AoN shares a problem with Herolab when it comes to PFS and it had caused my tables to grind to a halt. A player finds a cool thing in AoN or HL, doesn't understand it or can't explain it. When I ask "ok, where is it from" and they hand me their phone or tablet. Then we need to find the actual Paizo source, find out if they own the source (which 50% of the time they don't), and then come up with solutions.

My experiance has been the opposite. My biggest gripe with HLO right now is that I get access to Cool Things in SFS and Hero Lab doesn't support them. Like all the races we find in scenarios.

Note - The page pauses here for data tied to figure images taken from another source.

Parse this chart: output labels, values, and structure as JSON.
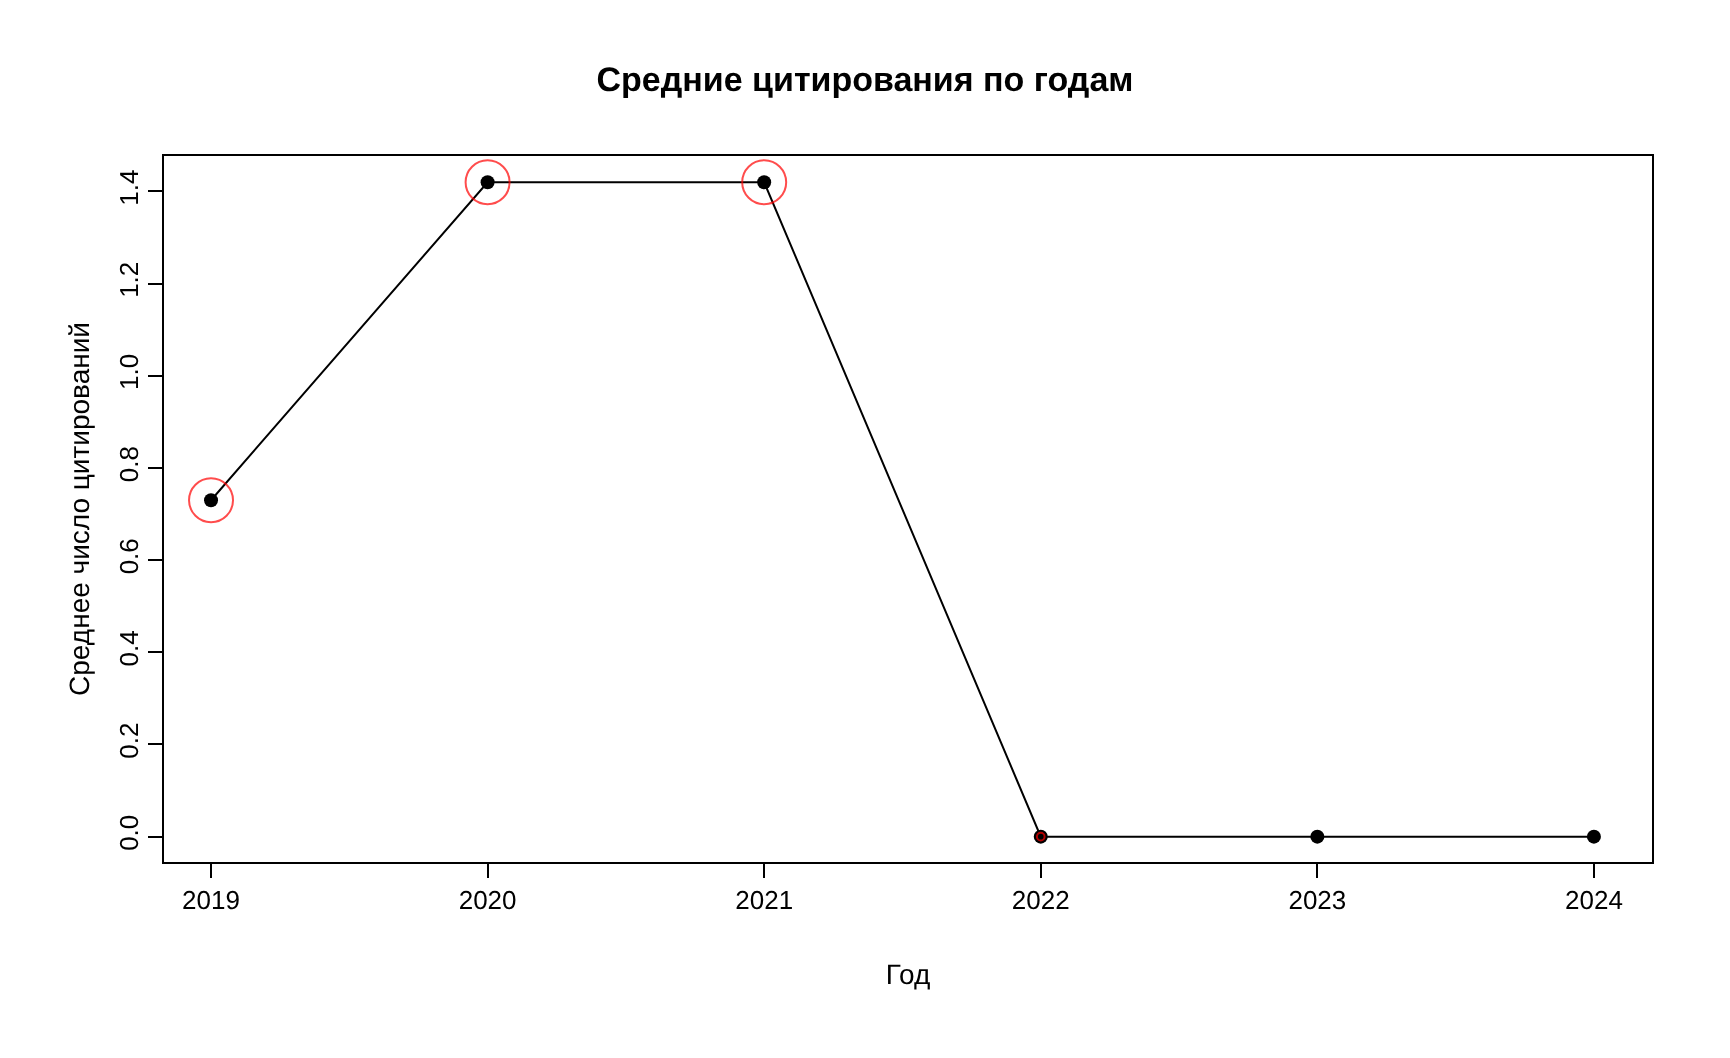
{
  "chart_data": {
    "type": "line",
    "title": "Средние цитирования по годам",
    "xlabel": "Год",
    "ylabel": "Среднее число цитирований",
    "x": [
      2019,
      2020,
      2021,
      2022,
      2023,
      2024
    ],
    "series": [
      {
        "color": "#000000",
        "marker": "circle",
        "values": [
          0.73,
          1.42,
          1.42,
          0,
          0,
          0
        ]
      },
      {
        "type": "bubble",
        "color": "#ff0000",
        "values": [
          0.73,
          1.42,
          1.42,
          0,
          null,
          null
        ],
        "sizes": [
          1,
          1,
          1,
          0.03,
          null,
          null
        ]
      }
    ],
    "xlim": [
      2018.83,
      2024.21
    ],
    "xticks": [
      2019,
      2020,
      2021,
      2022,
      2023,
      2024
    ],
    "ylim": [
      -0.055,
      1.477
    ],
    "yticks": [
      {
        "value": 0,
        "label": "0.0"
      },
      0.2,
      0.4,
      0.6,
      0.8,
      {
        "value": 1,
        "label": "1.0"
      },
      1.2,
      1.4
    ]
  }
}
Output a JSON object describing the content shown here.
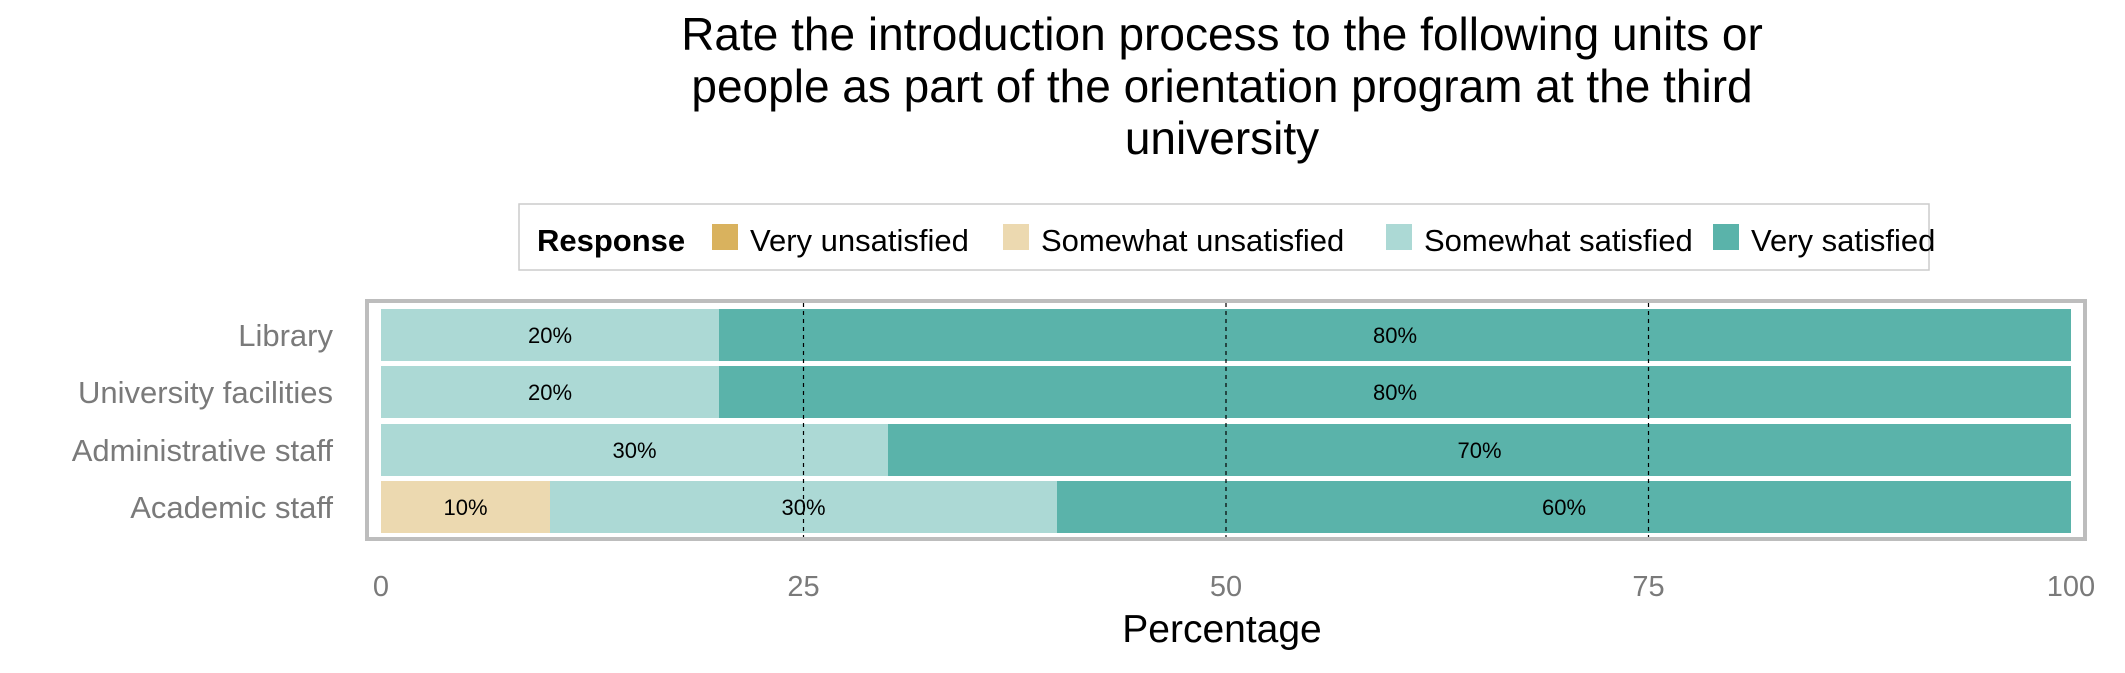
{
  "chart_data": {
    "type": "bar",
    "orientation": "horizontal",
    "stacked": true,
    "title": "Rate the introduction process to the following units or people as part of the orientation program at the third university",
    "title_lines": [
      "Rate the introduction process to the following units or",
      "people as part of the orientation program at the third",
      "university"
    ],
    "xlabel": "Percentage",
    "ylabel": "",
    "xlim": [
      0,
      100
    ],
    "x_ticks": [
      0,
      25,
      50,
      75,
      100
    ],
    "grid": "dashed vertical lines at 25, 50, 75",
    "legend": {
      "title": "Response",
      "placement": "top",
      "entries": [
        {
          "name": "Very unsatisfied",
          "color": "#D9B25E"
        },
        {
          "name": "Somewhat unsatisfied",
          "color": "#ECD9B0"
        },
        {
          "name": "Somewhat satisfied",
          "color": "#ACD9D5"
        },
        {
          "name": "Very satisfied",
          "color": "#5AB3AA"
        }
      ]
    },
    "categories": [
      "Library",
      "University facilities",
      "Administrative staff",
      "Academic staff"
    ],
    "series": [
      {
        "name": "Very unsatisfied",
        "color": "#D9B25E",
        "values": [
          0,
          0,
          0,
          0
        ]
      },
      {
        "name": "Somewhat unsatisfied",
        "color": "#ECD9B0",
        "values": [
          0,
          0,
          0,
          10
        ]
      },
      {
        "name": "Somewhat satisfied",
        "color": "#ACD9D5",
        "values": [
          20,
          20,
          30,
          30
        ]
      },
      {
        "name": "Very satisfied",
        "color": "#5AB3AA",
        "values": [
          80,
          80,
          70,
          60
        ]
      }
    ]
  }
}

Scarab Sages 3/5 *** Venture-Agent, Wisconsin—Franklin

James Anderson wrote:
zeonsghost wrote:

AoN shares a problem with Herolab when it comes to PFS and it had caused my tables to grind to a halt. A player finds a cool thing in AoN or HL, doesn't understand it or can't explain it. When I ask "ok, where is it from" and they hand me their phone or tablet. Then we need to find the actual Paizo source, find out if they own the source (which 50% of the time they don't), and then come up with solutions.

My experiance has been the opposite. My biggest gripe with HLO right now is that I get access to Cool Things in SFS and Hero Lab doesn't support them. Like all the races we find in scenarios.

My encounters with HL have mostly been with 1E. If they're not loading SF content, I can see that being a big issue.

Grand Lodge 4/5 **** Venture-Agent, Australia—NSW—Newcastle

If AoN wanted to take on the burden & it simplified the process for Paizo, sure...

If it makes the process harder or slower in any way, which I expect it would, then I for one would prefer to see Paizo sanction faster rather than prettier.

Unless you just mean saying there's 2 sources of truth now - the official additional resources and nethys - then we have to work out who we believe when they conflict... and once you say in case of conflict go with the official one then the nethys one is roughly in the spot it already is - a great starting point but you really should check the official source & additional resources before using.